Scientists and others today often collect samples of curves and other functional observations. This monograph presents many ideas and techniques for such data. Included are expressions in the functional domain of such classics as linear regression, principal components analysis, linear modeling, and canonical correlation analysis, as well as specifically functional techniques such as curve registration and principal differential analysis. Data arising in real applications are used throughout for both motivation and illustration, showing how functional approaches allow us to see new things, especially by exploiting the smoothness of the processes generating the data. The data sets exemplify the wide scope of functional data analysis; they are drawn from growth analysis, meteorology, biomechanics, equine science, economics, and medicine.

Bayesian Computation with R (Repost)

Posted By: AvaxGenius
Bayesian Computation with R (Repost)

Bayesian Computation with R by Jim Albert
English | PDF | 2009 | 304 Pages | ISBN : 0387922970 | 3.2 MB

There has been a dramatic growth in the development and application of Bayesian inferential methods. Some of this growth is due to the availability of powerful simulation-based algorithms to summarize posterior distributions. There has been also a growing interest in the use of the system R for statistical analyses. R's open source nature, free availability, and large number of contributor packages have made R the software of choice for many statisticians in education and industry.

Applied Linear Regression Analysis (using R,SPSS,SAS,Python)

Posted By: BlackDove
Applied Linear Regression Analysis (using R,SPSS,SAS,Python)

Applied Linear Regression Analysis (using R,SPSS,SAS,Python)
Genre: eLearning | MP4 | Video: h264, 1280x720 | Audio: AAC, 44.1 KHz
Language: English | Size: 6.52 GB | Duration: 13h 53m

From basics to advanced level training and practices in doing linear regression analysis using R, SPSS, SAS, Python

Everything about linear regression

Posted By: ELK1nG
Everything about linear regression

Everything about linear regression
MP4 | Video: h264, 1280x720 | Audio: AAC, 44100 Hz
Language: English | Size: 613 MB | Duration: 1h 22m

Apply linear regression to real time datasets

Visualizing Linear Models

Posted By: AvaxGenius
Visualizing Linear Models

Visualizing Linear Models by W. D. Brinda
English | PDF,EPUB | 2021 | 175 Pages | ISBN : 303064166X | 19.7 MB

This book provides a visual and intuitive coverage of the core theory of linear models. Designed to develop fluency with the underlying mathematics and to build a deep understanding of the principles, it's an excellent basis for a one-semester course on statistical theory and linear modeling for intermediate undergraduates or graduate students.

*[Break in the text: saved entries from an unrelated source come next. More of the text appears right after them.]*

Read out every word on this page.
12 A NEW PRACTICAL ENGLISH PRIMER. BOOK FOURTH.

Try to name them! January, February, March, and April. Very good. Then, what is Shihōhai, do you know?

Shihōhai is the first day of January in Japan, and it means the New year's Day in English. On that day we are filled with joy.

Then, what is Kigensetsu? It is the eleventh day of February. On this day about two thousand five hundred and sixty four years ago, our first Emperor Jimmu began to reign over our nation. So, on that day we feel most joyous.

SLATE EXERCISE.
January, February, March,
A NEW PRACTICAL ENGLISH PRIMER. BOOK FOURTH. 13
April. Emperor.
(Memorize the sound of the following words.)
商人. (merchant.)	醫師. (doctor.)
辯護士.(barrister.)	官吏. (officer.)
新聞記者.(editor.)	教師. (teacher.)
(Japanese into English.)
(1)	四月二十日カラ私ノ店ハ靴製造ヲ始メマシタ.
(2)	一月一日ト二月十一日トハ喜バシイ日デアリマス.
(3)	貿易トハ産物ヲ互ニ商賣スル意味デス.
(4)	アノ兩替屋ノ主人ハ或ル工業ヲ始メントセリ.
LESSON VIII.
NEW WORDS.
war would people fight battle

Applied Probability and Statistics (Repost)

Posted By: AvaxGenius
Applied Probability and Statistics (Repost)

Applied Probability and Statistics by Mario Lefebvre
English | PDF | 2006 | 364 Pages | ISBN : 0387284540 | 11.6 MB

This text is designed for a one-semester course on Probability and Statistics. The exposition unfolds systematically from an introductory chapter to such topics as random variables and vectors, stochastic processes, estimation, testing and regression. The topics are well chosen and the presentation is enriched by many examples from real life.

Statistical Modelling and Regression Structures: Festschrift in Honour of Ludwig Fahrmeir (Repost)

Posted By: AvaxGenius
Statistical Modelling and Regression Structures: Festschrift in Honour of Ludwig Fahrmeir (Repost)

Statistical Modelling and Regression Structures: Festschrift in Honour of Ludwig Fahrmeir by Thomas Kneib
English | PDF | 2010 | 486 Pages | ISBN : 3790824127 | 18.31 MB

The contributions collected in this book have been written by well-known statisticians to acknowledge Ludwig Fahrmeir's far-reaching impact on Statistics as a science, while celebrating his 65th birthday. The contributions cover broad areas of contemporary statistical model building, including semiparametric and geoadditive regression, Bayesian inference in complex regression models, time series modelling, statistical regularization, graphical models and stochastic volatility models.